Photo by John Hain, 5

“Not the ones speaking the same language, but the ones sharing the same feeling understand each other” 

– Rumi



I love this quotation… the pedantic in me rebels slightly, for I do think language matters – hugely – and the loss of language is especially traumatic… but I adore the sentiment that shared experience has the power to connect people otherwise separated by language, culture, or life circumstance.

It could be said that our experiences are only good in so much as they serve to connect us with those around us. They are also key to our increased understanding of ourselves and the world around us, of course, but that in turn doesn’t lead us to increased interconnectivity with the people and communities around us, we may simply stay personally enriched, but isolated, failing to share the wealth of experience to the benefit of a wider community.

For Third Culture Kids, the message often received is that our global experiences are best employed to further the interests of a growing global community, an increased sense of international humanitarianism, and global citizenship. This may well be the case. I’m interested, however, in the ways in which international experiences may connect with local experiences, enriching not only the local contributor (as is often assumed) but the international contributor also.

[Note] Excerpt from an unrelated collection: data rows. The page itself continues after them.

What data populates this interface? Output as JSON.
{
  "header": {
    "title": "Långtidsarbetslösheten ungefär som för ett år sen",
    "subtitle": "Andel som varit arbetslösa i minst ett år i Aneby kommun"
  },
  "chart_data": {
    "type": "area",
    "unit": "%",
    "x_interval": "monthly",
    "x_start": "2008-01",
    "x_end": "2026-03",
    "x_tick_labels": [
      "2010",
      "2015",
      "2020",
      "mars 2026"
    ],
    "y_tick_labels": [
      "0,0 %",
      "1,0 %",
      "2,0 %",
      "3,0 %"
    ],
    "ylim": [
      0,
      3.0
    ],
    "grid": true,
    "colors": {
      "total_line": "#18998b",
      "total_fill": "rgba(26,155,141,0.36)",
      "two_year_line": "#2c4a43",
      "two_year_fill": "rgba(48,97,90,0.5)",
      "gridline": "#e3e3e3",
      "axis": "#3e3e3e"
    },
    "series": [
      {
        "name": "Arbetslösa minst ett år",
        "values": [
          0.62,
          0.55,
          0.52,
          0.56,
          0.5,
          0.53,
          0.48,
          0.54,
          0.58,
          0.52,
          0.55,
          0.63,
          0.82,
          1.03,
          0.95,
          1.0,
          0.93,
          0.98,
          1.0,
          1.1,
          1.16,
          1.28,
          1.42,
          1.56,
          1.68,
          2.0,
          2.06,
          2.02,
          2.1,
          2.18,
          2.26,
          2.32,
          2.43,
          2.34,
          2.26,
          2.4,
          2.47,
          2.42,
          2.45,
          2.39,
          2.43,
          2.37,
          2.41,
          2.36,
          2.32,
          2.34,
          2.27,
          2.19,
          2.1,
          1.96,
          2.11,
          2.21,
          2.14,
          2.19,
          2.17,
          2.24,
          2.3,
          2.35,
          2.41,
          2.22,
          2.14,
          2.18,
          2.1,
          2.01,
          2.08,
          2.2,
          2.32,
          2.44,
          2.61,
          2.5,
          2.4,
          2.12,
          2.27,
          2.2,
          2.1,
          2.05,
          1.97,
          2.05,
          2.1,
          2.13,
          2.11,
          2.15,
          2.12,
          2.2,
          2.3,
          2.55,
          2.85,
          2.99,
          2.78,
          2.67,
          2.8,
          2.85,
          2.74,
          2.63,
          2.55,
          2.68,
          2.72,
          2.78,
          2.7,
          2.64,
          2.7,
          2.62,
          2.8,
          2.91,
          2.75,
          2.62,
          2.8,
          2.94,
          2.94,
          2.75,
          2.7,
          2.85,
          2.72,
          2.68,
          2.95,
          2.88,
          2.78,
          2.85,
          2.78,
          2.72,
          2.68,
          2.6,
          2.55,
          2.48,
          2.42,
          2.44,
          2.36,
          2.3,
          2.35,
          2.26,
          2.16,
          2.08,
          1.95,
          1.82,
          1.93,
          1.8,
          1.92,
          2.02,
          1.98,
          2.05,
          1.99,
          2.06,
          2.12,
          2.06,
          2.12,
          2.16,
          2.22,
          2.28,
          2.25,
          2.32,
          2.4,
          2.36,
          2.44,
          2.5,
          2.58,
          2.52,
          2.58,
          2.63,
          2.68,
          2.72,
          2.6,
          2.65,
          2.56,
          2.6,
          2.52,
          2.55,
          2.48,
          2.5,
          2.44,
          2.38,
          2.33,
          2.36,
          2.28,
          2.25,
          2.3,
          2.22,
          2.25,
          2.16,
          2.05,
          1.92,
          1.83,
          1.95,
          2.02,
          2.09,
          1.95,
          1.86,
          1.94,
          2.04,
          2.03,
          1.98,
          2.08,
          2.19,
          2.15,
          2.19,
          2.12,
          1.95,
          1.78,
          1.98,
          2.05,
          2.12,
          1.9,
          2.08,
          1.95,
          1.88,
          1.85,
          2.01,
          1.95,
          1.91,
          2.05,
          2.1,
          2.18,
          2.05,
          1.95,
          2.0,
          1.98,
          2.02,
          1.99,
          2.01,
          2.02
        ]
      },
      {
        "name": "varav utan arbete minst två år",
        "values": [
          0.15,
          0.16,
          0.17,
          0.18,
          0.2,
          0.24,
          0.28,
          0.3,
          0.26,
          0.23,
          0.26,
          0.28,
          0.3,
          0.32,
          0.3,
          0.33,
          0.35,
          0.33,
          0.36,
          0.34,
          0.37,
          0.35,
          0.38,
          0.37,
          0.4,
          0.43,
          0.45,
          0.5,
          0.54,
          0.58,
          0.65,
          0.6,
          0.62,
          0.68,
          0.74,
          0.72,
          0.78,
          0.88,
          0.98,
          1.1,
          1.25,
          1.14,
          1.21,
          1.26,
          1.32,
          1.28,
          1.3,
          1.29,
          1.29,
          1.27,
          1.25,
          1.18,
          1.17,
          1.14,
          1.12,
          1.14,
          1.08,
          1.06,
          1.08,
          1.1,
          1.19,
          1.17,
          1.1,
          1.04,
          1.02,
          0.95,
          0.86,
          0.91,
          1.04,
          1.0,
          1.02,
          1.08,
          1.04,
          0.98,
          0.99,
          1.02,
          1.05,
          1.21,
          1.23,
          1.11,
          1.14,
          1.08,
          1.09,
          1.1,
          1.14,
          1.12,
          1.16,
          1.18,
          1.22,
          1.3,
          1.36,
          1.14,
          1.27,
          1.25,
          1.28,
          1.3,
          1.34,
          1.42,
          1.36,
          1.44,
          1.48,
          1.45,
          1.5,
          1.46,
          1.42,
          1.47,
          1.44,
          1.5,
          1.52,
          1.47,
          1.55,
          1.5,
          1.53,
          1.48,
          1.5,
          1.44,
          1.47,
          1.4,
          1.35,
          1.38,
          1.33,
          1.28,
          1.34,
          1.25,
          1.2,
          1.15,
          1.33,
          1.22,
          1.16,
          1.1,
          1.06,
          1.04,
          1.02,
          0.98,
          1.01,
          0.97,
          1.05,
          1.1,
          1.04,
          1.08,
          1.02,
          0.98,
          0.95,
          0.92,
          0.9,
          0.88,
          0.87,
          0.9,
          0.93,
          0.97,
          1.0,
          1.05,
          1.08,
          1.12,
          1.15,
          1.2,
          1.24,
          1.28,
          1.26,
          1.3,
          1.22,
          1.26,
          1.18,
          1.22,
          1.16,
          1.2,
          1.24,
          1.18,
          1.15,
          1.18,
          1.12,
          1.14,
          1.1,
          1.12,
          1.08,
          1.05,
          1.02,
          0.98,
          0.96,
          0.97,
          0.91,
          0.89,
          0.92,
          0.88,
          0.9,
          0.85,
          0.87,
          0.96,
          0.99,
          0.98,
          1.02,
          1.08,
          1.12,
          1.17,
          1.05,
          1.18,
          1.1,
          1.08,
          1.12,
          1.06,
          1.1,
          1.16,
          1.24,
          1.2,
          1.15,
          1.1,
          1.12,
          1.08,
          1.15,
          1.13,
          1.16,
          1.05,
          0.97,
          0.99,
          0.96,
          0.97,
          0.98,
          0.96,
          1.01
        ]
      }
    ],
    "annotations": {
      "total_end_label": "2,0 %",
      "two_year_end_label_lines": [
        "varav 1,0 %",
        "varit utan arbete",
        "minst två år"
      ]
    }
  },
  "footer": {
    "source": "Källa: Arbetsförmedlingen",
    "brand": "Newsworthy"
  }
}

I remember a conversation with a new friend who was leaving the area… “I’ll miss you,” she said. “I feel like we’ve been able to discuss anything and everything… and that’s not often the case for me”. I pointed out that her background was as transitory as mine, in many ways, though for different reasons. Her homes had been many, though all in the UK, whilst mine had been further flung. I said, “We both have learnt to skip the small talk, and quickly assess if someone is ‘safe’ or not… and then we go deep. That’s the way our backgrounds have programmed us.” She laughed, and nodded and I was struck once again by how these bridges exist to connect us, through shared experiences in unlikely places.

Are you surrounded by people who don’t seem to ‘get’ you? Similar emotional journeys may be shared, though the particulars of the experience may differ wildly. How much can we harness empathy to connect to those around us?